The reduction in PASI and DLQI in our patients across all severity groups suggests that TD is a useful alternative in caring for patients with psoriasis, especially in this pandemic. In our institution, we use hybrid TD because most of our patients do not have a reliable internet connection, which precludes good-quality video conferencing. Hybrid TD allows us to better assess the condition through photographs sent via the Facebook messenger (store-and-forward TD) combined with a telephonic call (real-time interactive TD) to review patients’ clinical history and explain management. We use the Facebook messenger because it is accessible to most patients, including those from resource-poor regions. Similarly, Angeles et al reported that most dermatologists in the Philippines use hybrid TD, with the Facebook messenger as the second most commonly used platform.
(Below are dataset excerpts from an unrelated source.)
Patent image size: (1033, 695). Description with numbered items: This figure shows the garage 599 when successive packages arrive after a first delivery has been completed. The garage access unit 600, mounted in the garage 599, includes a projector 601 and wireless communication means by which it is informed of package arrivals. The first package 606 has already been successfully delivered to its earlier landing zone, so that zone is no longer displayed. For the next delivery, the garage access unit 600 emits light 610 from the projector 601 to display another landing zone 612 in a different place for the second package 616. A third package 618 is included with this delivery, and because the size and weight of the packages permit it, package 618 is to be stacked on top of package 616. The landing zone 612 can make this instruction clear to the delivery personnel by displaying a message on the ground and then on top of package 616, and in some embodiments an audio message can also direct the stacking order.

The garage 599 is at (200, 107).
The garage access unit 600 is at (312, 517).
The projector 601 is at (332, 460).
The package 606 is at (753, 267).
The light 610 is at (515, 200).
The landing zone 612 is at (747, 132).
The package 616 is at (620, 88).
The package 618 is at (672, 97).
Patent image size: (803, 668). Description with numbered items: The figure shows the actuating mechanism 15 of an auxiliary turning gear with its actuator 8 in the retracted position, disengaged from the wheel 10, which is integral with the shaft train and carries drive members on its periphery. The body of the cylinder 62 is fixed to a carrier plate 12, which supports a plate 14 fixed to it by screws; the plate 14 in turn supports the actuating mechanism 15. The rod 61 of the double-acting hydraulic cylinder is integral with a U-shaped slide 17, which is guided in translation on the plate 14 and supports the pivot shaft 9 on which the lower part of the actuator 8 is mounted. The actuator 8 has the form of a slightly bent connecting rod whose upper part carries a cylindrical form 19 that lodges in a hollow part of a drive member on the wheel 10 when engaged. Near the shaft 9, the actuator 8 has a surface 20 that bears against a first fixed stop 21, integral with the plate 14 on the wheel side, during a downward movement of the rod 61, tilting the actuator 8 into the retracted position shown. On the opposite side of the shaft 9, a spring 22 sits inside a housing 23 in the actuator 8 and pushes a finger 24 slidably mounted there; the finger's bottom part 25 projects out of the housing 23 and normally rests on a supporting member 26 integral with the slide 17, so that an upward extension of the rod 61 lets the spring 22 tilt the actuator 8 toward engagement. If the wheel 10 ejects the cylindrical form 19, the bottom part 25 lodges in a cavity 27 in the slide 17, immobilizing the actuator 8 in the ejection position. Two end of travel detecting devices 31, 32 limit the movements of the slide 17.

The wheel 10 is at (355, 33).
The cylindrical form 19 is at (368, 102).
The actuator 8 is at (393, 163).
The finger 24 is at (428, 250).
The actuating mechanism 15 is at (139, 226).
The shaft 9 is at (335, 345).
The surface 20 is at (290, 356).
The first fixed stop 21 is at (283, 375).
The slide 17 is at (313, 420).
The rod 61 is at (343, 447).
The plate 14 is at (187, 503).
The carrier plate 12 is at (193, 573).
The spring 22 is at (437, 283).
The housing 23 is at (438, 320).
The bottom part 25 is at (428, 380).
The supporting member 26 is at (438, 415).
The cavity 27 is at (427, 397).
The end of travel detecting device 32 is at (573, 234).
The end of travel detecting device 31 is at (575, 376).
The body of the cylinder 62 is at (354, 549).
Limitations of our study include the lack of a control group and long-term follow-up. To validate our findings, we recommend including a cohort of patients with psoriasis seen in-office as a control group and including long-term follow-up assessments in future studies.

Conflicts of interest

Dr Tinio has received honoraria as a member of the advisory board and speaker from Novartis, Janssen/J&J, and Zuellig Lilly. Dr Chavez has received fees as a speaker from LeoPharma and Glenmark and a research grant paid to her institution as principal investigator from Glenmark. Dr Balagat has received fees as a speaker from Novartis. Dr Tumalad has received honoraria as a speaker from Novartis, LeoPharma, and J&J and research funds as principal investigator from Novartis. Drs Melendres, Agon, Merilleno, Amado, and Rivera have no conflicts of interest to declare.